My Homily 2nd Sun. of Lent

Second Sunday of Lent (Year C) 2019

I’ve often heard this Gospel.  I must have heard it hundreds of times.   But when I was preparing this homily a question arose in my head for the first time: why did Christ take his discples up a mountain?   Couldn’t he have prayed somewhere else?   Couldn’t he have prayed in his room?   After all didn’t he teach his disciples to do just that?    And while I was pondering over this question it struck me that maybe he just wanted to get away from it all: the hustle and bustle, and where better to go than up a mountain.   

Mountain tops must be good places to pray: where you can see for miles and miles; it can be so beautiful, and the air so fresh.  It is easy to pray on a mountain.   I’m sure when the three disciples set off they didn’t expect to see Moses & Elijah. Nor surely did they expect to see Jesus clothes begin to shine; as ‘brilliant as lightning’.   Then the cloud descends and it all gets a bit scary, in fact, a lot scary, when they hear a voice saying; “This is my Son, listen to Him”.

              They had just gone up the mountain for a bit of exercise and to say a prayer with Jesus.   Then this happens.   They didn’t say a word to anyone afterwards.   How could they?  Who would believe them?   You can imagine the reaction of other fishermen back home:   off enjoying themselves up a mountain, while they were left to do the work.   Then to be told that they saw Moses and Elijah with Jesus, people who’d been dead for a thousand years and more, and that Jesus had gone all funny and they heard the voice of God.    Yes, I can see why they kept quiet.

But this experience was to change their lives.   On the mountain they had been scared but at the same time also fascinated.   So much so that they wanted to stay there.   That’s why they asked Christ if they could build three tents: they wanted to stay.   They didn’t want to go back down to reality; to the fishermen, to the work, to life as it had been up to that point.   But Jesus said no tents: that they had to go back down the mountain, back to normality. Which they did: but they never forgot this experience. 

To escape from reality is a common enough desire.   That’s why holidays are so popular: either to go up a mountain or to go the seaside: but getting away from it all is important; forgetting all the cares and worries for a week or two.   And when we have a perfect holiday who doesn’t want to stay there forever.  

But being a christian isn’t about escapism; it’s about facing up to reality, with all its problems and difficulties.   Our faith in Christ, in the Gospel, is supposed to change our lives; in a sense to transfigure them.   It is then our duty to tell others about our faith.   We’re not to stay on the mountain, but rather to come back down, and to share the good news of Jesus Christ to those we meet.   
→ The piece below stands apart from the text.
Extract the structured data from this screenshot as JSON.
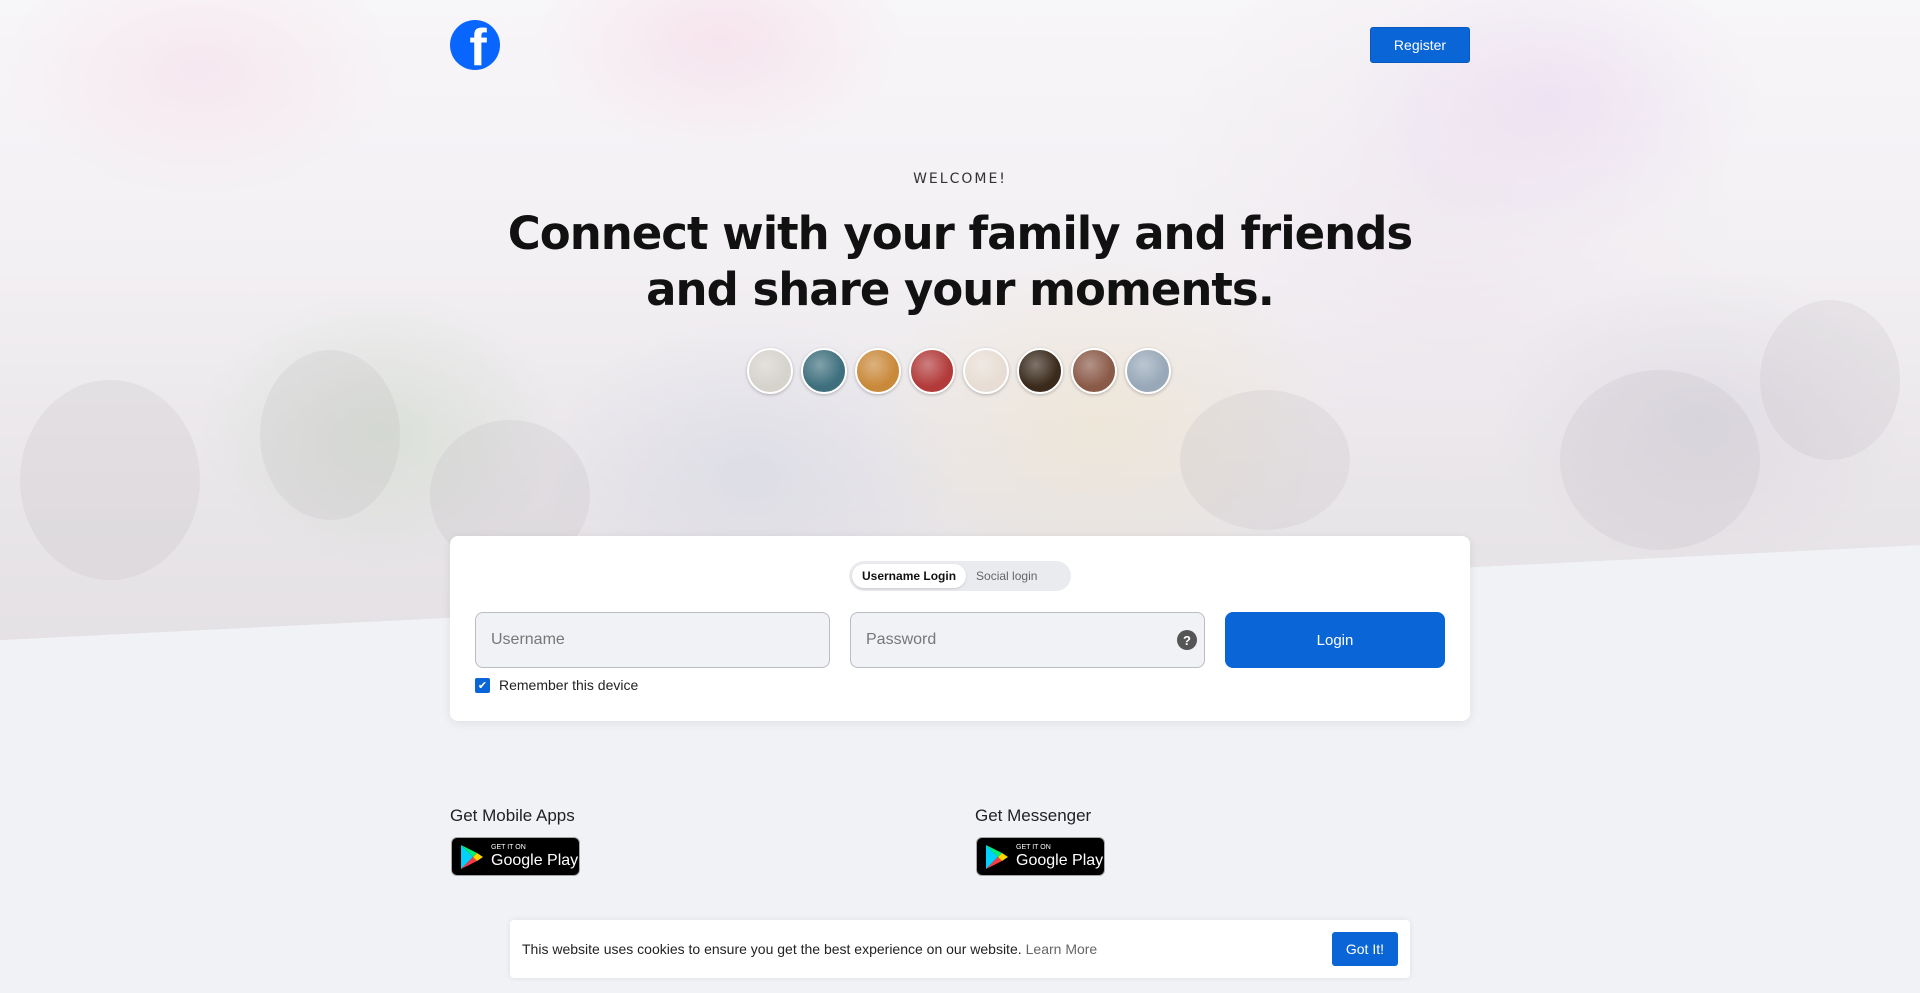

God the Father told the three disciples to “listen to Him”. He tells us the same. WE haven’t gone up a mountain. We didn’t need to. God speaks to us everyday in the here and now, in the ordinary circumstances of our lives. But Jesus shows us by his transfiguration that nothing is ordinary. His light is shining within every person we meet and every situation we encounter. Yes, maybe we won’t shine.  But our faith does make a difference to us. God has given us a message, to listen to His Son.  And what does His Son tell us: to go out and make disciples in the name of the Father, Son and Holy Spirit. We are all called to do this. You can’t leave it to the priests; there’s not enough of us. No, all of us are called to spread the good news of Christ. You don’t have to preach, you just have to give good example. Above all you are called to love others; show them they are loved and lovable. 

“Difficult” you might say? “Impossible?” Remember: nothing is impossible for God.